We allocated the budgets depending on the category price and profitability of product groups:
Results after the first month of the experiment:
With UAH 41,357 spent on advertising, the client earned UAH 101,835. The cost per conversion was lowered to UAH 14.84 (with the initial cost per conversion of UAH 46).
OPTIMIZATION TACTICS THAT AFFECTED THE RESULTS MOST
REPLACING THE AUTOMATIC FEED WITH A CLASSIC ONE
An automatic feed is, of course, convenient, but the lack of options and opportunities for optimization restricts the advertising specialists’ level of control. The client provided access to their admin panel on prom.ua, which allowed us to set up the necessary fields and create a traditional feed taking into account all the opportunities for attribute optimization. As a result, the number of transactions increased by 46% and the income grew by 86% compared to the previous month.
We optimized the new feed once it was created, adding additional attributes to the mandatory ones to describe the products as accurately as possible, and also made changes to the attributes important for the relevance of future traffic.
The [title] and [description] attributes are the most important attributes that have a significant impact on the performance of feed-based Google Ads campaigns since, in the absence of keywords, the system uses information from these two attributes to make a decision about showing the product to a certain user.
The effectiveness of advertising campaigns was significantly boosted by the client’s promotional offers with significant discounts, which gave users an additional incentive to make a purchase. As a result, the conversion rate grew by 25-30%.

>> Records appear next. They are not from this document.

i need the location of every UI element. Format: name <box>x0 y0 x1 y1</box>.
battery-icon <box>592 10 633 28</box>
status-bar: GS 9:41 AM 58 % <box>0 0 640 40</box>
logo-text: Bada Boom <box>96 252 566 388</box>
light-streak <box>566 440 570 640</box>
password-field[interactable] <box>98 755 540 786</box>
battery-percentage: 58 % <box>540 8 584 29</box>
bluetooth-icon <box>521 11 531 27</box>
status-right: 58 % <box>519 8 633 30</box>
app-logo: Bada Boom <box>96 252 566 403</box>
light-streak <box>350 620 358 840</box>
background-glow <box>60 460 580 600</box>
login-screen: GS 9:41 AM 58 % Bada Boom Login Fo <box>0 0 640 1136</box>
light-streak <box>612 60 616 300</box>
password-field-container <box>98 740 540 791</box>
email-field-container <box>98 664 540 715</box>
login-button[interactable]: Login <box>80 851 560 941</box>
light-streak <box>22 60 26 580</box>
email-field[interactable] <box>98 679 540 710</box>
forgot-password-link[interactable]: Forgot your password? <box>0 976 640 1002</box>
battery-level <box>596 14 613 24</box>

REGULAR UPDATING OF THE RANGE OF GOODS IN THE ONLINE STORE
Here, close communication between our team and the client played a significant role. As soon as certain products or categories from the new arrivals section demonstrated the potential to increase sales, we offered the client to add these products to separate groups and actively promote them with increased budgets.
CONCLUSION
Working with different products is always interesting and experimental. For online stores, it’s important to set up and run feed-based shopping campaigns, connect and configure eCommerce, and constantly work on optimization and scaling. Segmenting products in the feed by category and optimizing feed attributes helps improve results, reduce customer acquisition cost, and increase revenue.